Há muito tempo, talvez mais de 500 anos, o Brasil é um campo de batalha entre homens e mulheres. Os colonizadores europeus já chegaram aqui estuprando as índias e matando nativos em geral. A cultura da violência patriarcal tornou-se ainda mais cruel com as mulheres.

Passados mais de 500 anos, em 2015, mais exatamente em 9 de março, foi sancionada a Lei nº 13.104, que prevê o crime de feminicídio como circunstância qualificadora do crime de homicídio. O parágrafo segundo, do artigo 121 do Código Penal define o homicídio qualificado, estabelecendo-se o feminicídio como um desses crimes. Sendo o feminicídio um homicídio qualificado, foi incluído no rol dos crimes hediondos.

Como a própria palavra já diz, feminicídio é, obviamente, o assassinato de pessoa do sexo feminino. No entanto, para que essa conduta esteja configurada de maneira destacada e não abrangida pelo tradicional crime de homicídio, está claro que alguma peculiaridade esse delito contém. Não se trata de qualquer assassinato de mulher, mas, como explicitado na lei, consiste em “matar mulher por razões da condição de sexo feminino”.

Assim, a lei, de cuja construção tenho orgulho de ter participado, deixa muito clara a diferença entre homicídio de mulher e feminicídio. Em resumo, a criação da figura penal do feminicídio veio esclarecer que uma pessoa que morreu assassinada não teria morrido nas mesmas circunstâncias se não fosse mulher. Trata-se de escancarar a violência de gênero e aumentar seu rigor punitivo, medida importante na intimidação do agressor.

Com uma taxa de 4,8 homicídios a cada 100 mil mulheres, em um grupo de 83 países, o Brasil ocupa a vergonhosa posição de quinto pior país no ranking da violência de gênero, segundo dados da Organização Mundial de Saúde (OMS) de 2015. Em comparação com os dados referentes aos países considerados civilizados, o Brasil tem 48 vezes mais feminicídios do que o Reino Unido, 24 vezes mais do que a Dinamarca e 16 vezes mais do que o Japão. Nosso país está atrás apenas de El Salvador, que ocupa o lamentável primeiro lugar mundial de violência contra a mulher, com uma taxa de 8,9 mulheres assassinadas a cada 100 mil; da Colômbia, com 6,3, e da Guatemala, com 6,2 (dados colhidos pelo Ipea entre os anos de 2011 e 2013 e divulgados em 2015).

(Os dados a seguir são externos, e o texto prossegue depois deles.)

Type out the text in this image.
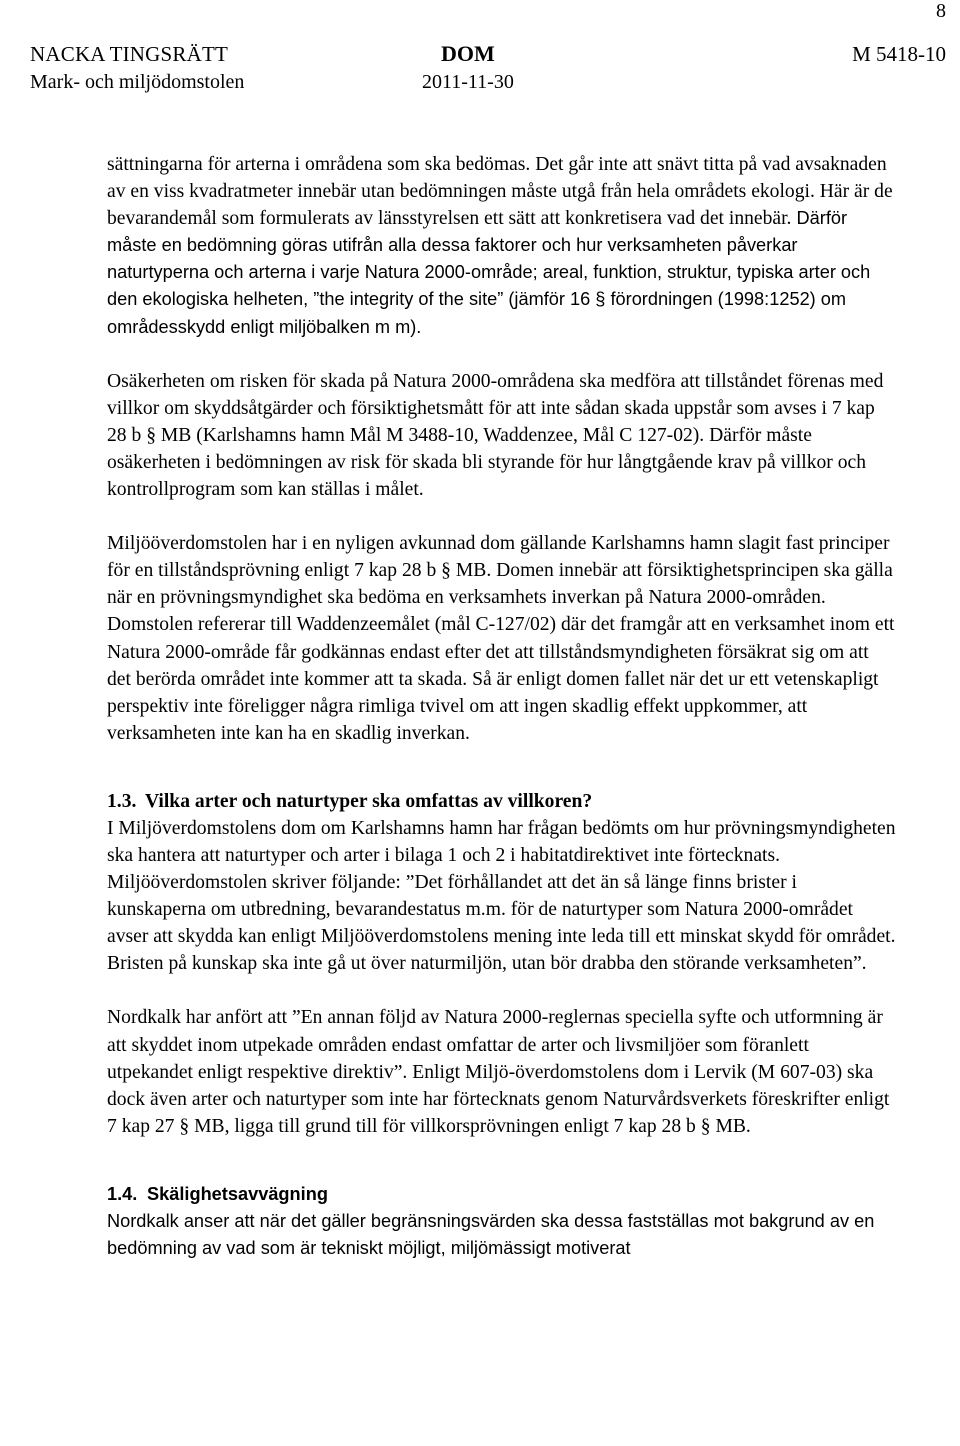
8
NACKA TINGSRÄTT
Mark- och miljödomstolen
DOM
2011-11-30
M 5418-10

sättningarna för arterna i områdena som ska bedömas. Det går inte att snävt titta på vad avsaknaden av en viss kvadratmeter innebär utan bedömningen måste utgå från hela områdets ekologi. Här är de bevarandemål som formulerats av länsstyrelsen ett sätt att konkretisera vad det innebär. Därför måste en bedömning göras utifrån alla dessa faktorer och hur verksamheten påverkar naturtyperna och arterna i varje Natura 2000-område; areal, funktion, struktur, typiska arter och den ekologiska helheten, ”the integrity of the site” (jämför 16 § förordningen (1998:1252) om områdesskydd enligt miljöbalken m m).

Osäkerheten om risken för skada på Natura 2000-områdena ska medföra att tillståndet förenas med villkor om skyddsåtgärder och försiktighetsmått för att inte sådan skada uppstår som avses i 7 kap 28 b § MB (Karlshamns hamn Mål M 3488-10, Waddenzee, Mål C 127-02). Därför måste osäkerheten i bedömningen av risk för skada bli styrande för hur långtgående krav på villkor och kontrollprogram som kan ställas i målet.

Miljööverdomstolen har i en nyligen avkunnad dom gällande Karlshamns hamn slagit fast principer för en tillståndsprövning enligt 7 kap 28 b § MB. Domen innebär att försiktighetsprincipen ska gälla när en prövningsmyndighet ska bedöma en verksamhets inverkan på Natura 2000-områden. Domstolen refererar till Waddenzeemålet (mål C-127/02) där det framgår att en verksamhet inom ett Natura 2000-område får godkännas endast efter det att tillståndsmyndigheten försäkrat sig om att det berörda området inte kommer att ta skada. Så är enligt domen fallet när det ur ett vetenskapligt perspektiv inte föreligger några rimliga tvivel om att ingen skadlig effekt uppkommer, att verksamheten inte kan ha en skadlig inverkan.

1.3. Vilka arter och naturtyper ska omfattas av villkoren?

I Miljöverdomstolens dom om Karlshamns hamn har frågan bedömts om hur prövningsmyndigheten ska hantera att naturtyper och arter i bilaga 1 och 2 i habitatdirektivet inte förtecknats. Miljööverdomstolen skriver följande: ”Det förhållandet att det än så länge finns brister i kunskaperna om utbredning, bevarandestatus m.m. för de naturtyper som Natura 2000-området avser att skydda kan enligt Miljööverdomstolens mening inte leda till ett minskat skydd för området. Bristen på kunskap ska inte gå ut över naturmiljön, utan bör drabba den störande verksamheten”.

Nordkalk har anfört att ”En annan följd av Natura 2000-reglernas speciella syfte och utformning är att skyddet inom utpekade områden endast omfattar de arter och livsmiljöer som föranlett utpekandet enligt respektive direktiv”. Enligt Miljö-överdomstolens dom i Lervik (M 607-03) ska dock även arter och naturtyper som inte har förtecknats genom Naturvårdsverkets föreskrifter enligt 7 kap 27 § MB, ligga till grund till för villkorsprövningen enligt 7 kap 28 b § MB.

1.4. Skälighetsavvägning

Nordkalk anser att när det gäller begränsningsvärden ska dessa fastställas mot bakgrund av en bedömning av vad som är tekniskt möjligt, miljömässigt motiverat
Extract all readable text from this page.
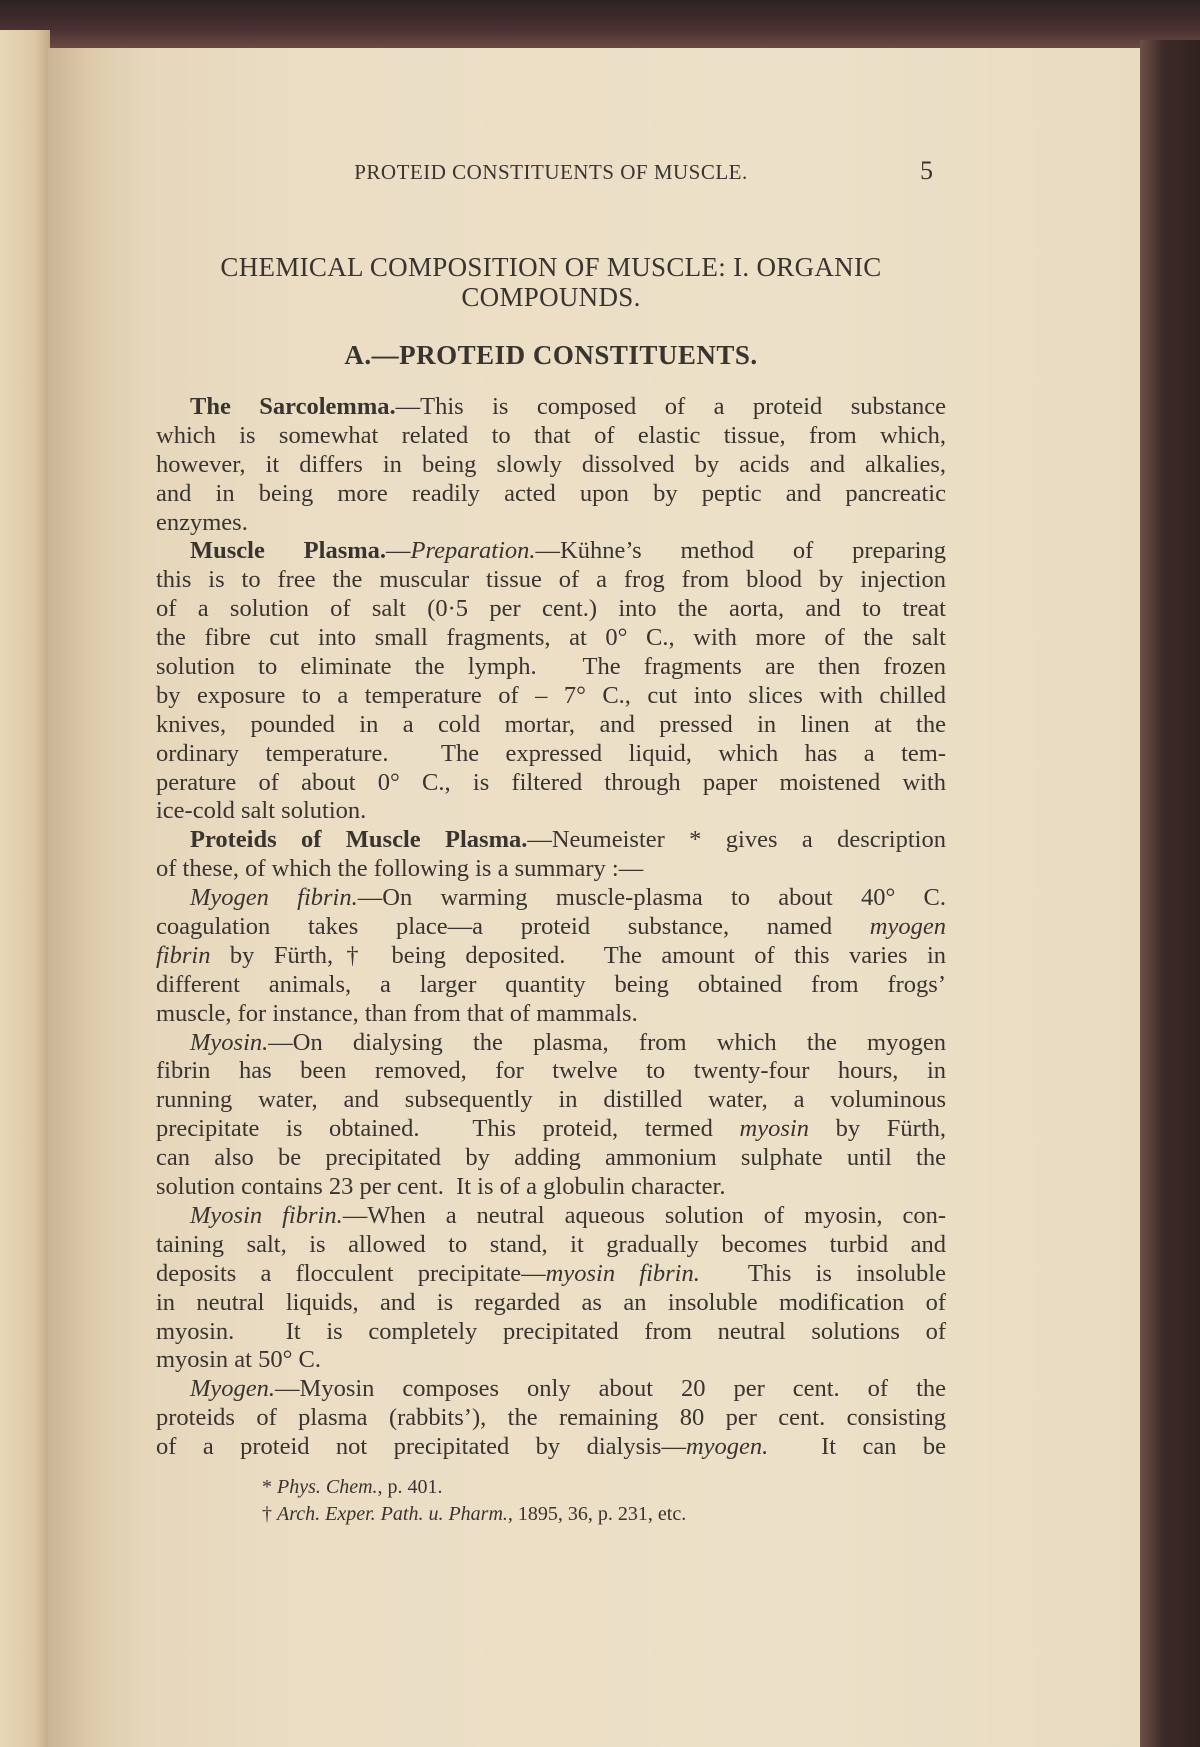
PROTEID CONSTITUENTS OF MUSCLE.	5
CHEMICAL COMPOSITION OF MUSCLE: I. ORGANIC
COMPOUNDS.
A.—PROTEID CONSTITUENTS.
The Sarcolemma.—This is composed of a proteid substance
which is somewhat related to that of elastic tissue, from which,
however, it differs in being slowly dissolved by acids and alkalies,
and in being more readily acted upon by peptic and pancreatic
enzymes.
Muscle Plasma.—Preparation.—Kühne’s method of preparing
this is to free the muscular tissue of a frog from blood by injection
of a solution of salt (0·5 per cent.) into the aorta, and to treat
the fibre cut into small fragments, at 0° C., with more of the salt
solution to eliminate the lymph.  The fragments are then frozen
by exposure to a temperature of – 7° C., cut into slices with chilled
knives, pounded in a cold mortar, and pressed in linen at the
ordinary temperature.  The expressed liquid, which has a tem-
perature of about 0° C., is filtered through paper moistened with
ice-cold salt solution.
Proteids of Muscle Plasma.—Neumeister * gives a description
of these, of which the following is a summary :—
Myogen fibrin.—On warming muscle-plasma to about 40° C.
coagulation takes place—a proteid substance, named myogen
fibrin by Fürth,† being deposited.  The amount of this varies in
different animals, a larger quantity being obtained from frogs’
muscle, for instance, than from that of mammals.
Myosin.—On dialysing the plasma, from which the myogen
fibrin has been removed, for twelve to twenty-four hours, in
running water, and subsequently in distilled water, a voluminous
precipitate is obtained.  This proteid, termed myosin by Fürth,
can also be precipitated by adding ammonium sulphate until the
solution contains 23 per cent.  It is of a globulin character.
Myosin fibrin.—When a neutral aqueous solution of myosin, con-
taining salt, is allowed to stand, it gradually becomes turbid and
deposits a flocculent precipitate—myosin fibrin.  This is insoluble
in neutral liquids, and is regarded as an insoluble modification of
myosin.  It is completely precipitated from neutral solutions of
myosin at 50° C.
Myogen.—Myosin composes only about 20 per cent. of the
proteids of plasma (rabbits’), the remaining 80 per cent. consisting
of a proteid not precipitated by dialysis—myogen.  It can be
* Phys. Chem., p. 401.
† Arch. Exper. Path. u. Pharm., 1895, 36, p. 231, etc.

Desta forma, conclui-se que, na verdade, os maiores genocídios da história não precisaram de mísseis, pois os homens tonam-se armas de destruição massiva em relação às mulheres.

O Brasil deu vários passos na defesa da integridade física e psicológica da população feminina, mas as medidas adotadas ainda não se mostraram suficientes para fazer diminuir os índices de violência de gênero. Por essa razão, devemos continuar buscando caminhos para alcançar a eficiência que nos possibilitará viver em uma comunidade pacificada.

* Luiza Nagib Eluf é advogada criminalista, ex-procuradora de Justiça do Ministério Público de São Paulo e autora de sete livros, entre eles o best-seller A paixão no banco dos réus.